Nedcar drink and drugs test results ‘a reflection of society at large’

A production line at the Nedcar car plant in 2015
A production line at the Nedcar car plant in 2015

Random drink and drugs tests at the VDL Nedcar plant in Limburg have resulted in a high proportion of positive tests, local broadcaster L1 said on Friday.

Some 300 of the 7,000-strong workforce were tested after being picked out by a sniffer dog. Of them, 150 were found to have traces of alcohol and/or drugs in their systems.

A spokesman for the company said that alcohol and drugs are not used on the work floor and that the tests refer to recreational use away from the factory. ‘It includes someone who had a few beers the night before,’ spokesman Miel Timmers confirmed to website Nu.nl.

The company is as big as a village and that the results may reflect that, Timmers said. ‘If you do this sort of test in a village, you may well get these sorts of results,’ he said. ‘You could say we are a reflection of society at large.’

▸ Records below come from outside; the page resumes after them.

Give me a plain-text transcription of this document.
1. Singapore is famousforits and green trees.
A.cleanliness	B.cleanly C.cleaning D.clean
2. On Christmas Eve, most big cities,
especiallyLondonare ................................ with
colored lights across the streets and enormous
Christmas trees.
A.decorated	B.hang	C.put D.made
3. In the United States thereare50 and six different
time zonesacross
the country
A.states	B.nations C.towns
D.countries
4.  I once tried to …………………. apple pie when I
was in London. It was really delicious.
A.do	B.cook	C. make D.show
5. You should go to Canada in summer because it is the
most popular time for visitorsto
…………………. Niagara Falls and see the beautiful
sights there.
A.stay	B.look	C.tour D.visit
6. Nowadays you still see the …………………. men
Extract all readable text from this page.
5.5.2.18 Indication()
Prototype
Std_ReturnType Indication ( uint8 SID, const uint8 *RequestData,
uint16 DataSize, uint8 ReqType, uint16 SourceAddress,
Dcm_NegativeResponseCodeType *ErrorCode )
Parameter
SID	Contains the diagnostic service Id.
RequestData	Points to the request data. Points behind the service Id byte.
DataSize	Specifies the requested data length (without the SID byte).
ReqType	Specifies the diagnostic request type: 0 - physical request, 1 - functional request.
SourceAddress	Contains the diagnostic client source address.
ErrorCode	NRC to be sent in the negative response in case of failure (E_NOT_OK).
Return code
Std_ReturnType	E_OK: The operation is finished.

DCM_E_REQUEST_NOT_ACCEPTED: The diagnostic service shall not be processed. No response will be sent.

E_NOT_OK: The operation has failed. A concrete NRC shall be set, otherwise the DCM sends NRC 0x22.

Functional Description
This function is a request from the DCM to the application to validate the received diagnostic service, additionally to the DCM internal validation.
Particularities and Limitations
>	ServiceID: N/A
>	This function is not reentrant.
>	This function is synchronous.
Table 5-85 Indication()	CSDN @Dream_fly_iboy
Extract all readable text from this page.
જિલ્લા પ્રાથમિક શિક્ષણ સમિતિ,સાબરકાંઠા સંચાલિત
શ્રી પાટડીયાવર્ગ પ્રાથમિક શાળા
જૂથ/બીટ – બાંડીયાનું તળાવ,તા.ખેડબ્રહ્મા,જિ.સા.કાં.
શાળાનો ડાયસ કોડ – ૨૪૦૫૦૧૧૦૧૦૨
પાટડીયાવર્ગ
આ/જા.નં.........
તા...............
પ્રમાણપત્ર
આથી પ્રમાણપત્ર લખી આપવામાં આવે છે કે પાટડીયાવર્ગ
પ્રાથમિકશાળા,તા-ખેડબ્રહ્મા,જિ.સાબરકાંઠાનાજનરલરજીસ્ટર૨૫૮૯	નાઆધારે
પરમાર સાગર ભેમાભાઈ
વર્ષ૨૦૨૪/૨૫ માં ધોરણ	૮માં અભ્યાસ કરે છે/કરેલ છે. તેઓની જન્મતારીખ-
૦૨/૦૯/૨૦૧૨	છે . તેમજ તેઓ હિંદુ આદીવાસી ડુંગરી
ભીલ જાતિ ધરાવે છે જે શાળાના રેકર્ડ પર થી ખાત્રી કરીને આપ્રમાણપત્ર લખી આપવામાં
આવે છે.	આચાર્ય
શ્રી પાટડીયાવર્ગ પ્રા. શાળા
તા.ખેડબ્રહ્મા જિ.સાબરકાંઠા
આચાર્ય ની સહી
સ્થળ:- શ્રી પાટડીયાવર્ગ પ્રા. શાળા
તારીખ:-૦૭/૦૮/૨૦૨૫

The company introduced random drugs tests several years ago after claims that drugs were being traded on the shop floor. ‘There are no indications that this is still happening,’ the spokesman said.

Nevertheless, a number of the workers who were tested were ‘clearly under the influence and in no state to work,’ L1 quoted the company as saying. They have been suspended under VDL Nedcar’s zero tolerance policy and will receive help.

VDL Nedcar would not say how many workers had been sent home.

The Dutch privacy watchdog AP declined to comment on the VDL case. But a spokesman for the employers organisation VNO-NCW told broadcaster NOS that new legislation on drugs testing, taking privacy into account, is necessary.

‘Employers are responsible for safety on the shop floor,’ the spokesman said.